During the year's second budget meeting Tuesday, school system staffers said they could save $303,000 by phasing out a number of substitute teachers, interns and other temporary positions.
That would replace the initial plan that proposed laying off eight full-time employees to save $600,000.
The current budget still accounts for $1.6 million in staff reductions that will be made through retirements, funding source changes, resignations and other means of attrition.
"We do not forecast that we would actually have individuals lose their jobs," Anita Faglier, the district's director of finance and accounting, said of full-time employees.
The Richmond County Board of Education unanimously approved the proposed budget Tuesday. The board will vote on the numbers again at the regular meeting this month before it is due to the state June 30.

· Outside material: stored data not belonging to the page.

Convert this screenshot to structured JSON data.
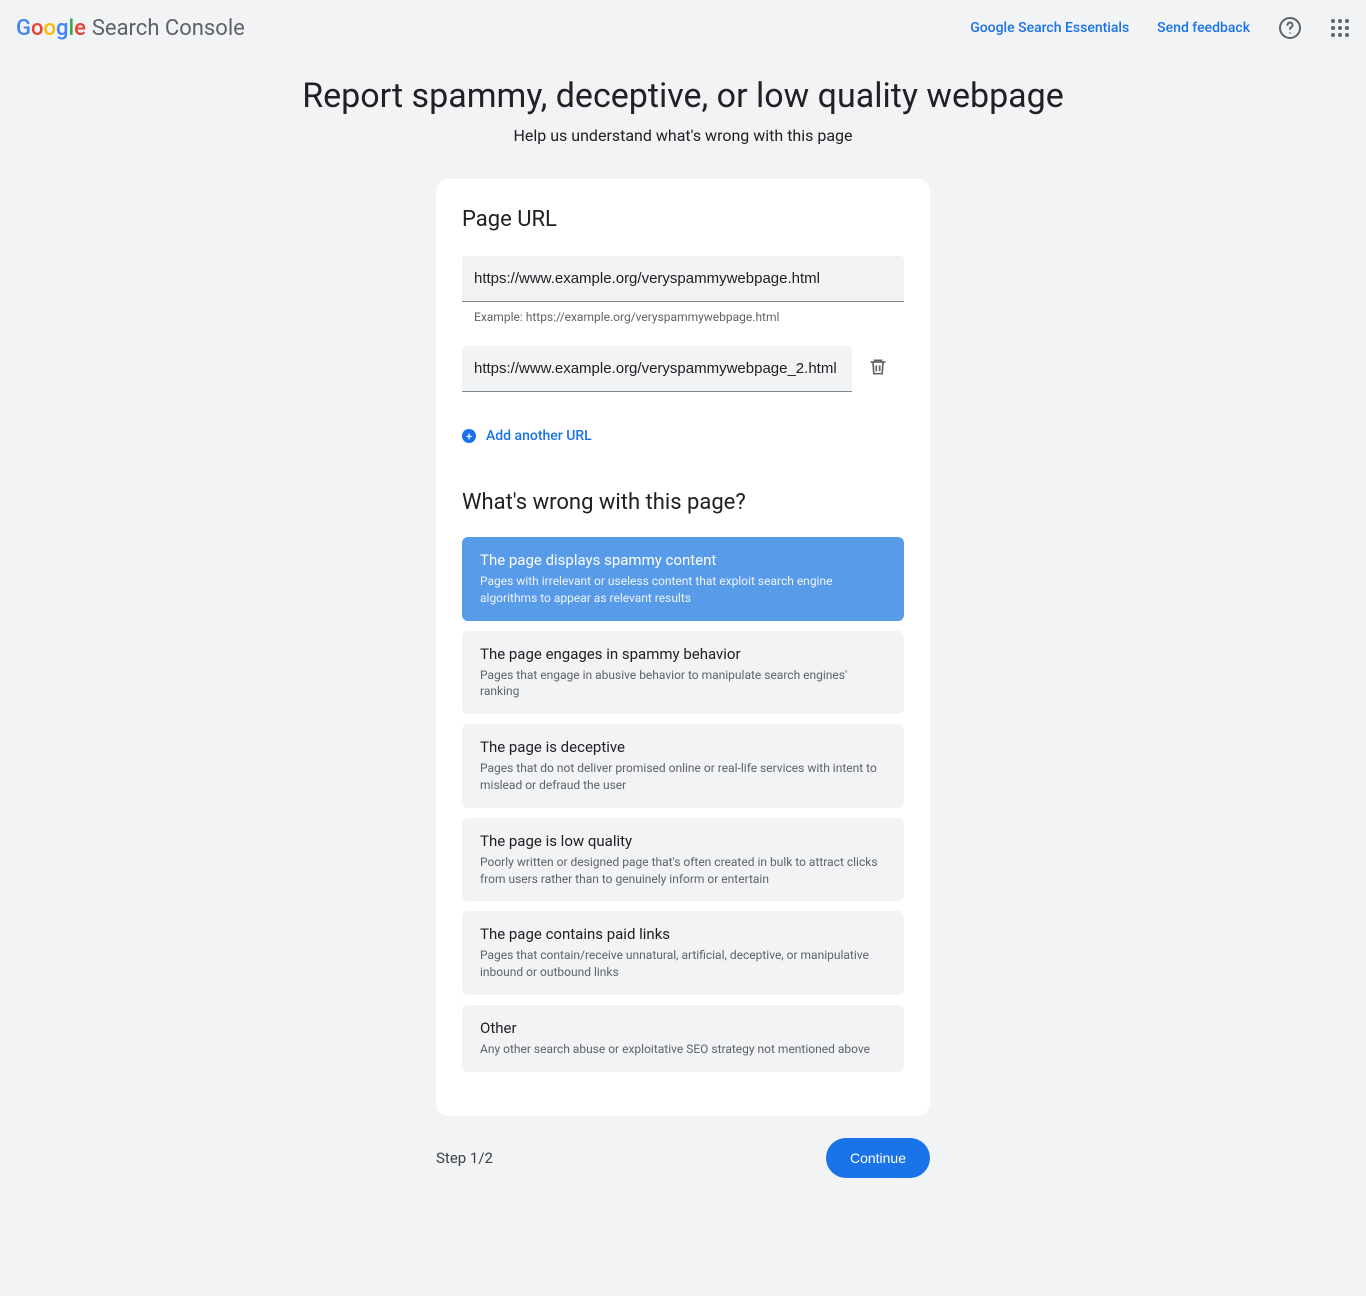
{
  "header": {
    "product_name": "Search Console",
    "links": {
      "essentials": "Google Search Essentials",
      "feedback": "Send feedback"
    }
  },
  "page": {
    "title": "Report spammy, deceptive, or low quality webpage",
    "subtitle": "Help us understand what's wrong with this page"
  },
  "form": {
    "url_section_title": "Page URL",
    "url1_value": "https://www.example.org/veryspammywebpage.html",
    "url1_helper": "Example: https://example.org/veryspammywebpage.html",
    "url2_value": "https://www.example.org/veryspammywebpage_2.html",
    "add_another": "Add another URL",
    "whats_wrong_title": "What's wrong with this page?",
    "options": [
      {
        "title": "The page displays spammy content",
        "desc": "Pages with irrelevant or useless content that exploit search engine algorithms to appear as relevant results",
        "selected": true
      },
      {
        "title": "The page engages in spammy behavior",
        "desc": "Pages that engage in abusive behavior to manipulate search engines' ranking",
        "selected": false
      },
      {
        "title": "The page is deceptive",
        "desc": "Pages that do not deliver promised online or real-life services with intent to mislead or defraud the user",
        "selected": false
      },
      {
        "title": "The page is low quality",
        "desc": "Poorly written or designed page that's often created in bulk to attract clicks from users rather than to genuinely inform or entertain",
        "selected": false
      },
      {
        "title": "The page contains paid links",
        "desc": "Pages that contain/receive unnatural, artificial, deceptive, or manipulative inbound or outbound links",
        "selected": false
      },
      {
        "title": "Other",
        "desc": "Any other search abuse or exploitative SEO strategy not mentioned above",
        "selected": false
      }
    ]
  },
  "footer": {
    "step": "Step 1/2",
    "continue": "Continue"
  }
}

Because of a $17 million shortfall facing the school system, the district staff has proposed to save money through actions such as eliminating $400,000 in consultants, reducing energy costs by $200,000 and cutting $200,000 in materials and supplies.
The district staff, however, has had second thoughts on one major cut, to which several board members vehemently objected.
The first draft of the budget presented last month proposed eliminating all transportation for students who attend magnet schools to save the district $383,000.
Because of the hardship that would put on students living in outer areas of the county, the transportation department helped create a plan to maintain magnet transportation but reduce costs.
The morning schedules will remain unchanged for magnet students, but afternoon routes will be condensed to make them more efficient.
Magnet students will ride their buses to other centralized schools after dismissal and then transfer.
"The students that live on the southern end, as you know, the main complaint that we have from parents is, 'My child rides too long,' " said Jimmy Wiley, the transportation director.
Wiley said that the new route system will be 40 to 50 percent faster and save the district $100,000 in fuel and driver personnel costs.
Despite the cutbacks, this second version of the budget still uses $10 million in reserve funds to make up for the shortfall in revenue.
Acting Superintendent James Whitson said that the budget is still a work in progress and that the district will take any chance it can to save money throughout the year.
"All year we'll be seeking every opportunity to reduce the budget," Whitson said. "We will continue to look at any opportunity to reorganize, any opportunity that we can to save energy, any opportunity that we can reorganize and save personnel, we will do that."